There is no New Testament authority for establishing Sunday as a holy day for believers. There are only eight references to the first day of the week in the NT, and six of those are part of the resurrection narratives. None of the eight can be reasonably construed as establishing the first day of the week as a replacement for the Sabbath.

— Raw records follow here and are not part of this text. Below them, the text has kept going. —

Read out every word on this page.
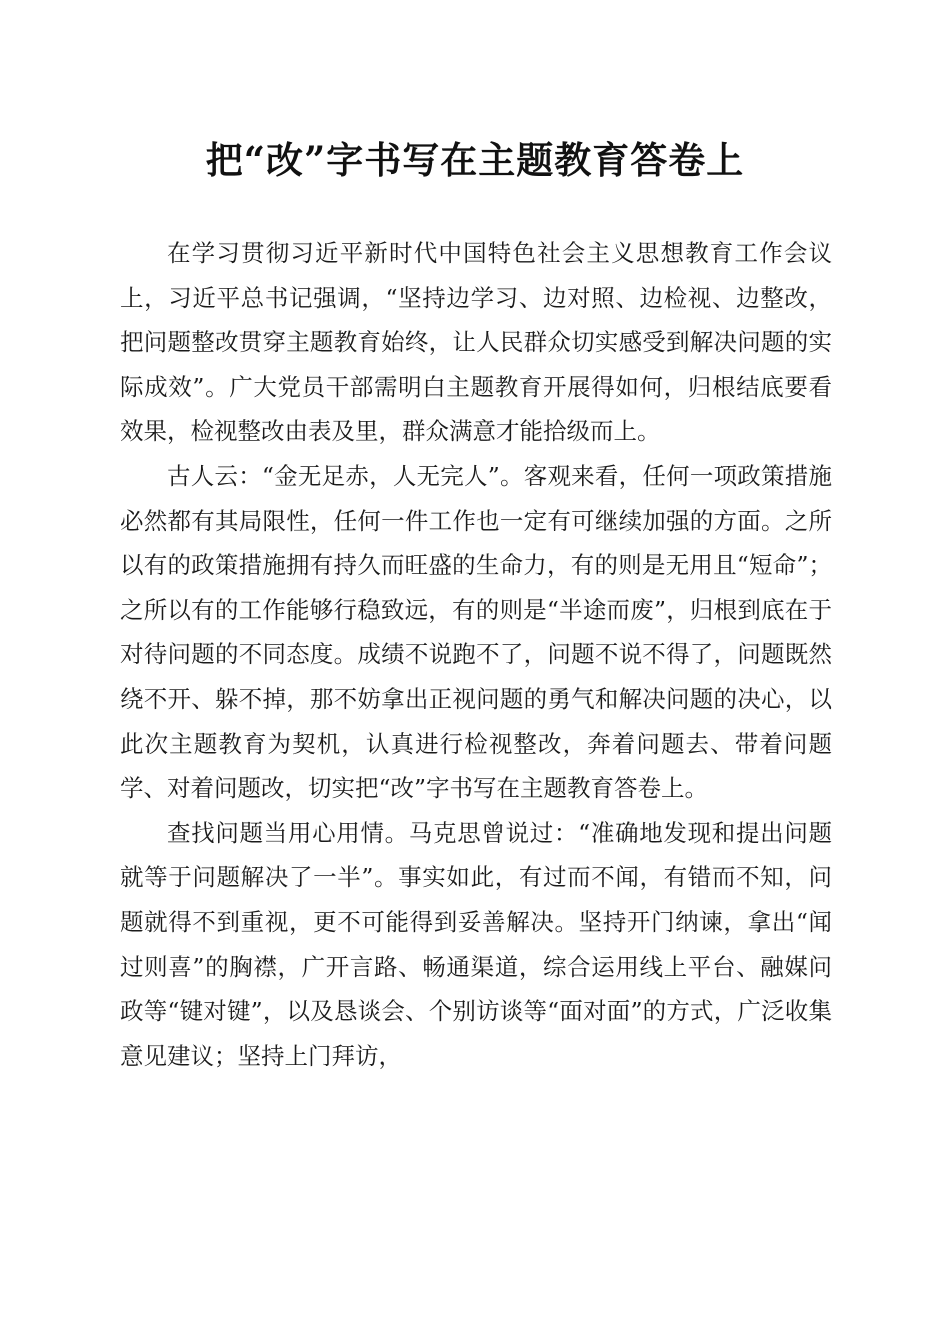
把“改”字书写在主题教育答卷上

在学习贯彻习近平新时代中国特色社会主义思想教育工作会议上，习近平总书记强调，“坚持边学习、边对照、边检视、边整改，把问题整改贯穿主题教育始终，让人民群众切实感受到解决问题的实际成效”。广大党员干部需明白主题教育开展得如何，归根结底要看效果，检视整改由表及里，群众满意才能拾级而上。

古人云：“金无足赤，人无完人”。客观来看，任何一项政策措施必然都有其局限性，任何一件工作也一定有可继续加强的方面。之所以有的政策措施拥有持久而旺盛的生命力，有的则是无用且“短命”；之所以有的工作能够行稳致远，有的则是“半途而废”，归根到底在于对待问题的不同态度。成绩不说跑不了，问题不说不得了，问题既然绕不开、躲不掉，那不妨拿出正视问题的勇气和解决问题的决心，以此次主题教育为契机，认真进行检视整改，奔着问题去、带着问题学、对着问题改，切实把“改”字书写在主题教育答卷上。

查找问题当用心用情。马克思曾说过：“准确地发现和提出问题就等于问题解决了一半”。事实如此，有过而不闻，有错而不知，问题就得不到重视，更不可能得到妥善解决。坚持开门纳谏，拿出“闻过则喜”的胸襟，广开言路、畅通渠道，综合运用线上平台、融媒问政等“键对键”，以及恳谈会、个别访谈等“面对面”的方式，广泛收集意见建议；坚持上门拜访，
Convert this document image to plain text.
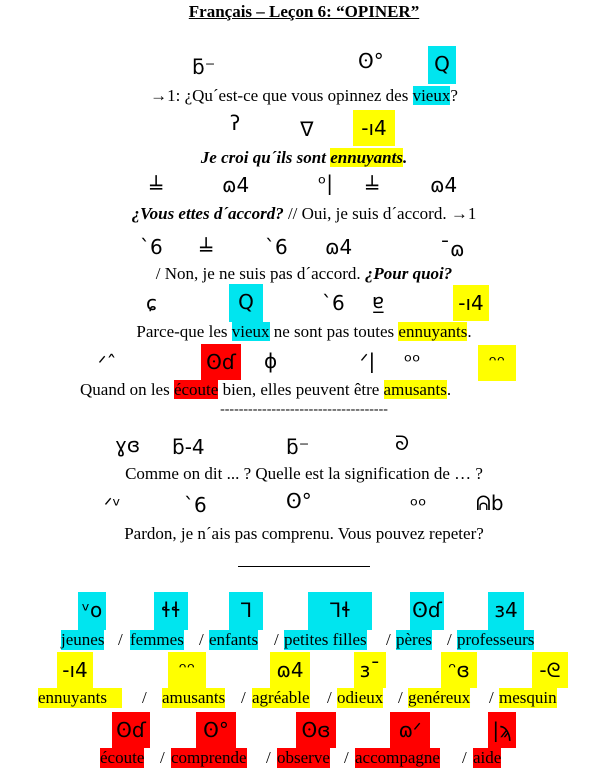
Français – Leçon 6: “OPINER”
ƃ⁻	ʘ°	Q
→1: ¿Qu´est-ce que vous opinnez des vieux?
ʔ	ᐁ	-ı4
Je croi qu´ils sont ennuyants.
╧	ɷ4	ᵒ| ╧	ɷ4
¿Vous ettes d´accord? // Oui, je suis d´accord. →1
ˋ6 ╧	ˋ6 ɷ4	ˉɷ
/ Non, je ne suis pas d´accord. ¿Pour quoi?
ɕ	Q	ˋ6 ɐ̲	-ı4
Parce-que les vieux ne sont pas toutes ennuyants.
ᐟˆ	ʘɗ ɸ	ᐟ| ᵒᵒ	ᵔᵔ
Quand on les écoute bien, elles peuvent être amusants.
------------------------------------
ɣɞ ƃ-4	ƃ⁻	ᘐ
Comme on dit ... ? Quelle est la signification de … ?
ᐟᵛ	ˋ6	ʘ°	ᵒᵒ ᕱb
Pardon, je n´ais pas comprenu. Vous pouvez repeter?
ᵛo	ɬɬ	ᒣ	ᒣɬ	ʘɗ	ɜ4
jeunes / femmes / enfants / petites filles / pères / professeurs
-ı4	ᵔᵔ	ɷ4	ɜˉ	ᵔɞ	-ᘓ
ennuyants	/ amusants / agréable / odieux / genéreux / mesquin
ʘɗ	ʘ°	ʘɞ	ɷᐟ	|ϡ
écoute / comprende / observe / accompagne / aide
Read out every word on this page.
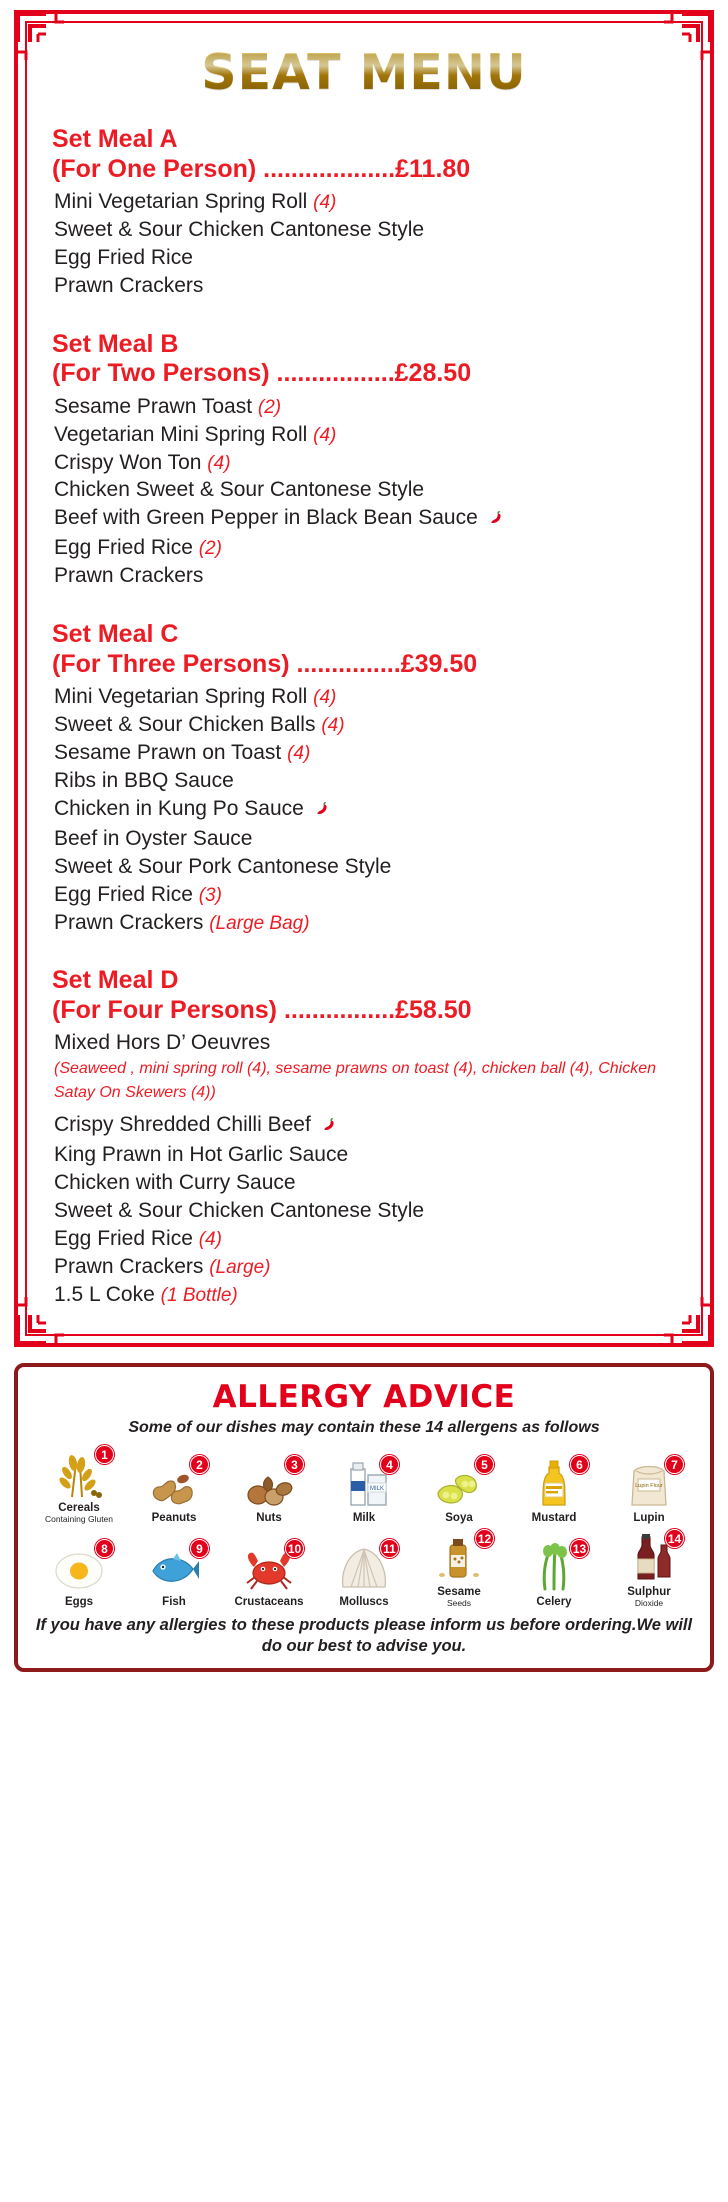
SEAT MENU
Set Meal A
(For One Person) ...................£11.80
Mini Vegetarian Spring Roll (4)
Sweet & Sour Chicken Cantonese Style
Egg Fried Rice
Prawn Crackers
Set Meal B
(For Two Persons) .................£28.50
Sesame Prawn Toast (2)
Vegetarian Mini Spring Roll (4)
Crispy Won Ton (4)
Chicken Sweet & Sour Cantonese Style
Beef with Green Pepper in Black Bean Sauce
Egg Fried Rice (2)
Prawn Crackers
Set Meal C
(For Three Persons) ...............£39.50
Mini Vegetarian Spring Roll (4)
Sweet & Sour Chicken Balls (4)
Sesame Prawn on Toast (4)
Ribs in BBQ Sauce
Chicken in Kung Po Sauce
Beef in Oyster Sauce
Sweet & Sour Pork Cantonese Style
Egg Fried Rice (3)
Prawn Crackers (Large Bag)
Set Meal D
(For Four Persons) ................£58.50
Mixed Hors D’ Oeuvres
(Seaweed , mini spring roll (4), sesame prawns on toast (4), chicken ball (4), Chicken Satay On Skewers (4))
Crispy Shredded Chilli Beef
King Prawn in Hot Garlic Sauce
Chicken with Curry Sauce
Sweet & Sour Chicken Cantonese Style
Egg Fried Rice (4)
Prawn Crackers (Large)
1.5 L Coke (1 Bottle)
ALLERGY ADVICE
Some of our dishes may contain these 14 allergens as follows
1
Cereals
Containing Gluten
2
Peanuts
3
Nuts
4
MILK
Milk
5
Soya
6
Mustard
7
Lupin Flour
Lupin
8
Eggs
9
Fish
10
Crustaceans
11
Molluscs
12
Sesame
Seeds
13
Celery
14
Sulphur
Dioxide
If you have any allergies to these products please inform us before ordering.We will do our best to advise you.
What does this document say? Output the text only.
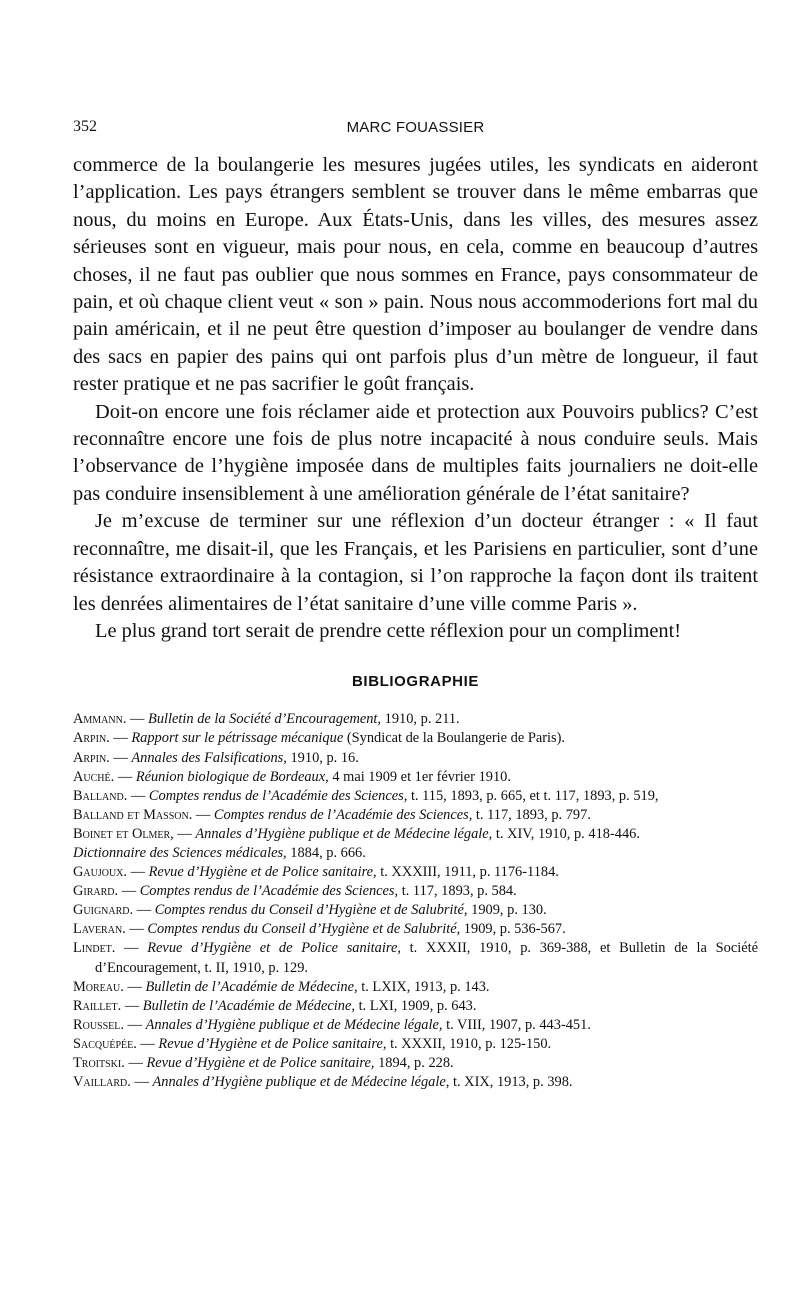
352	MARC FOUASSIER

commerce de la boulangerie les mesures jugées utiles, les syndicats en aideront l’application. Les pays étrangers semblent se trouver dans le même embarras que nous, du moins en Europe. Aux États-Unis, dans les villes, des mesures assez sérieuses sont en vigueur, mais pour nous, en cela, comme en beaucoup d’autres choses, il ne faut pas oublier que nous sommes en France, pays consommateur de pain, et où chaque client veut « son » pain. Nous nous accommoderions fort mal du pain américain, et il ne peut être question d’imposer au boulanger de vendre dans des sacs en papier des pains qui ont parfois plus d’un mètre de longueur, il faut rester pratique et ne pas sacrifier le goût français.

Doit-on encore une fois réclamer aide et protection aux Pouvoirs publics? C’est reconnaître encore une fois de plus notre incapacité à nous conduire seuls. Mais l’observance de l’hygiène imposée dans de multiples faits journaliers ne doit-elle pas conduire insensiblement à une amélioration générale de l’état sanitaire?

Je m’excuse de terminer sur une réflexion d’un docteur étranger : « Il faut reconnaître, me disait-il, que les Français, et les Parisiens en particulier, sont d’une résistance extraordinaire à la contagion, si l’on rapproche la façon dont ils traitent les denrées alimentaires de l’état sanitaire d’une ville comme Paris ».

Le plus grand tort serait de prendre cette réflexion pour un compliment!

BIBLIOGRAPHIE
Ammann. — Bulletin de la Société d’Encouragement, 1910, p. 211.
Arpin. — Rapport sur le pétrissage mécanique (Syndicat de la Boulangerie de Paris).
Arpin. — Annales des Falsifications, 1910, p. 16.
Auché. — Réunion biologique de Bordeaux, 4 mai 1909 et 1er février 1910.
Balland. — Comptes rendus de l’Académie des Sciences, t. 115, 1893, p. 665, et t. 117, 1893, p. 519,
Balland et Masson. — Comptes rendus de l’Académie des Sciences, t. 117, 1893, p. 797.
Boinet et Olmer, — Annales d’Hygiène publique et de Médecine légale, t. XIV, 1910, p. 418-446.
Dictionnaire des Sciences médicales, 1884, p. 666.
Gaujoux. — Revue d’Hygiène et de Police sanitaire, t. XXXIII, 1911, p. 1176-1184.
Girard. — Comptes rendus de l’Académie des Sciences, t. 117, 1893, p. 584.
Guignard. — Comptes rendus du Conseil d’Hygiène et de Salubrité, 1909, p. 130.
Laveran. — Comptes rendus du Conseil d’Hygiène et de Salubrité, 1909, p. 536-567.
Lindet. — Revue d’Hygiène et de Police sanitaire, t. XXXII, 1910, p. 369-388, et Bulletin de la Société d’Encouragement, t. II, 1910, p. 129.
Moreau. — Bulletin de l’Académie de Médecine, t. LXIX, 1913, p. 143.
Raillet. — Bulletin de l’Académie de Médecine, t. LXI, 1909, p. 643.
Roussel. — Annales d’Hygiène publique et de Médecine légale, t. VIII, 1907, p. 443-451.
Sacquépée. — Revue d’Hygiène et de Police sanitaire, t. XXXII, 1910, p. 125-150.
Troitski. — Revue d’Hygiène et de Police sanitaire, 1894, p. 228.
Vaillard. — Annales d’Hygiène publique et de Médecine légale, t. XIX, 1913, p. 398.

But whatever the reason, Sunday eventually became the prominent Christian day of worship, displacing the Sabbath from that role. But this change was a gradual one. The earliest clear evidence is found in two 2nd-century documents: the Epistle of Barnabas (from Alexandria, Egypt), and the writings of Justin Martyr (from Rome.)

But the issue was far from settled in the 2nd century.

For hundreds of years the Sabbath and Sunday (“the Lord’s day”) were both observed. The bishops at the council of Laodicea (mid-4th century) agreed on a change in the Sabbath church services: “The Gospels are to be read on the Sabbath, i.e. Saturday, with the other Scriptures.” (Canon 16)

(Remember, we’re talking about what happened roughly 300 years after the crucifixion and resurrection of Jesus.)

“Christians must not Judaize [refrain from labor] by resting on the Sabbath, but must work on that day, rather honouring the Lord’s Day; and, if they can, resting then as Christians. But if any shall be found to be judaizers, let them be anathema from Christ.” (Canon 29)

This shows us that Sabbath observance survived for hundreds of years after the time of Christ. The institutional church, represented by the bishops, wanted to exalt Sunday [the Lord’s day] by dampening the popularity of the Sabbath and the Sabbath rest.

Their efforts were not completely successful, at least outside the church’s two great centers of influence – Rome and Alexandria. Another century and more went by before Socrates Scholasticus wrote:

“For although almost all churches throughout the world celebrate the sacred mysteries on the sabbath of every week, yet the Christians of Alexandria and at Rome, on account of some ancient tradition, have ceased to do this.” (The Ecclesiastical History of Socrates Scholasticas, Book V Chapter XXII)

The biblical day of sacred time continued to be observed. The Sabbath survived.